Áustria se prepara para nova rota de refugiados

Depois de premiê húngaro, Viktor Orbán, ter dito que não vai mais receber requerentes de asilo, migrantes poderão futuramente passar pela Eslovênia. Líder austríaco compara atitude de Orbán com política racial nazista.

Em entrevista à revista Der Spiegel, o chanceler federal austríaco, Werner Faymann, comparou a política do primeiro-ministro húngaro, Viktor Orbán, na crise migratória com a política racial nazista.

"Diferenciar direitos humanos segundo a religião é insuportável", disse o político social-democrata ao semanário alemão. "Colocar refugiados em trens, acreditando que vão viajar para outro lugar, evoca lembranças do período mais negro do nosso continente."

Neste sábado (12/09), a Áustria anunciou que vai se preparar para uma nova rota de refugiados, se o governo húngaro der prosseguimento à sua política antimigratória. "Há naturalmente a possibilidade de que a Hungria seja contornada", declarou porta-voz do Ministério do Interior em Viena.

Werner Faymann

Premiê austríaco Faymann diz que política de Orbán evoca lembranças do período mais negro do continente europeu

Futuramente, os migrantes poderiam chegar à Áustria através da Eslovênia. Até agora, a maioria dos refugiados tem tentado chegar à Europa Ocidental pelos Bálcãs, passando pela Hungria.

Para organizações de direitos humanos e diversos políticos na Europa, a forma de agir do primeiro-ministro conservador da Hungria é uma pedra no sapato. O país tornou-se foco de críticas desde o início da crise de refugiados.

Entretanto Orbán se mantém fiel à política de linha-dura. O político de 52 anos declarou ao jornal alemão Bild que, futuramente, a Hungria pretende enviar de volta os requerentes de asilo. "Estes migrantes não vêm de zonas de guerra, mas de abrigos localizados em países vizinhos da Síria", declarou, ressaltando que "ali eles estavam em segurança".

Críticas a Berlim

Viktor Orban

Orbán quer expulsar requerentes de asilo

O chefe de governo criticou mais uma vez a decisão do governo em Berlim de permitir a entrada na Alemanha de migrantes que estão retidos na Hungria. "Esse anúncio desencadeou uma revolta entre os húngaros", afirmou o primeiro-ministro. Segundo ele, os refugiados teriam fugido de seus abrigos e atacado policiais.

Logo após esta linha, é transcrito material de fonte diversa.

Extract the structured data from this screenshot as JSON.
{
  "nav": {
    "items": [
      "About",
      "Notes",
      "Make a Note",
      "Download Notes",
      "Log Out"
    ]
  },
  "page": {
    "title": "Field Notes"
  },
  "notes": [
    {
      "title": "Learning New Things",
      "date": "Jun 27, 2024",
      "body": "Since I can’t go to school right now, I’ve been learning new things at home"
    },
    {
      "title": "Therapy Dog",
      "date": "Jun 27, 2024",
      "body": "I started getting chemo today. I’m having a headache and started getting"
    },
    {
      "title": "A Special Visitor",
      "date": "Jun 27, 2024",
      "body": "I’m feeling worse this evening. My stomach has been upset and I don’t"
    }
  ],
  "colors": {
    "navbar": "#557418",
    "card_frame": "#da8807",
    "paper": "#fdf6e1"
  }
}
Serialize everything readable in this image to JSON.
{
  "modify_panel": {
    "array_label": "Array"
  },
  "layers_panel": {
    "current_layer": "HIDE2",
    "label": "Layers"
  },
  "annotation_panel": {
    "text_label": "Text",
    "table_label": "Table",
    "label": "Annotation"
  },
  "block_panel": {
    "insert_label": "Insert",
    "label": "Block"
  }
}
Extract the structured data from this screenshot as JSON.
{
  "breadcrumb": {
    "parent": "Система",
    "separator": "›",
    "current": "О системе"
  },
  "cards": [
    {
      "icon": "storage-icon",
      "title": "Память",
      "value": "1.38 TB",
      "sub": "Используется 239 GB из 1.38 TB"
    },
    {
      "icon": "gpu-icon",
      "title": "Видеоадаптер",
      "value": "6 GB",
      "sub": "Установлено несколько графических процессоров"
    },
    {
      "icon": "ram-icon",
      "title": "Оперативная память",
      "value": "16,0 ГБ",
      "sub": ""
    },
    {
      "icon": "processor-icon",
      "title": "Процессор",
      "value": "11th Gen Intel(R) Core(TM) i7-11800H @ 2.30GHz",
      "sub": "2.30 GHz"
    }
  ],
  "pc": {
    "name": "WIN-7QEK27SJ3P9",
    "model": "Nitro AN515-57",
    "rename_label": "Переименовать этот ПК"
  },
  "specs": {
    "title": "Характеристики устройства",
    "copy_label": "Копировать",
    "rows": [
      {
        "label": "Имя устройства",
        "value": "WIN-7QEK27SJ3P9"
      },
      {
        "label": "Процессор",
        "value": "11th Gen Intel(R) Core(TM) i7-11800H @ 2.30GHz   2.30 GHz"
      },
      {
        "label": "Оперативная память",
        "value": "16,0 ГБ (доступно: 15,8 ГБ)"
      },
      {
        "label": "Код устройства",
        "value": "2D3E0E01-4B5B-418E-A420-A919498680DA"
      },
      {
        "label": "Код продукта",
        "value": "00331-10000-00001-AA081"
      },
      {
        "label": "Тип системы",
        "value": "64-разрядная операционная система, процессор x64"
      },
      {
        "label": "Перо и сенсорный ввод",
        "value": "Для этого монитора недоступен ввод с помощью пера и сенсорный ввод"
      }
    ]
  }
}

"Eles se recusam a se registrar, como prescreve a legislação da União Europeia", alegou Orbán. De acordo com o premiê, anteriormente seu país tinha a situação sob controle, mas depois do anúncio do governo alemão de revogar temporariamente as leis europeias, o caos teria se instaurado na Hungria.

Orbán anunciou, ainda, que no próximo encontro de cúpula da União Europeia apresentará um plano próprio para solucionar a crise de refugiados. Entre os pontos da proposta está o apoio financeiro maciço para Estados vizinhos da Síria – Turquia, Líbano e Jordânia.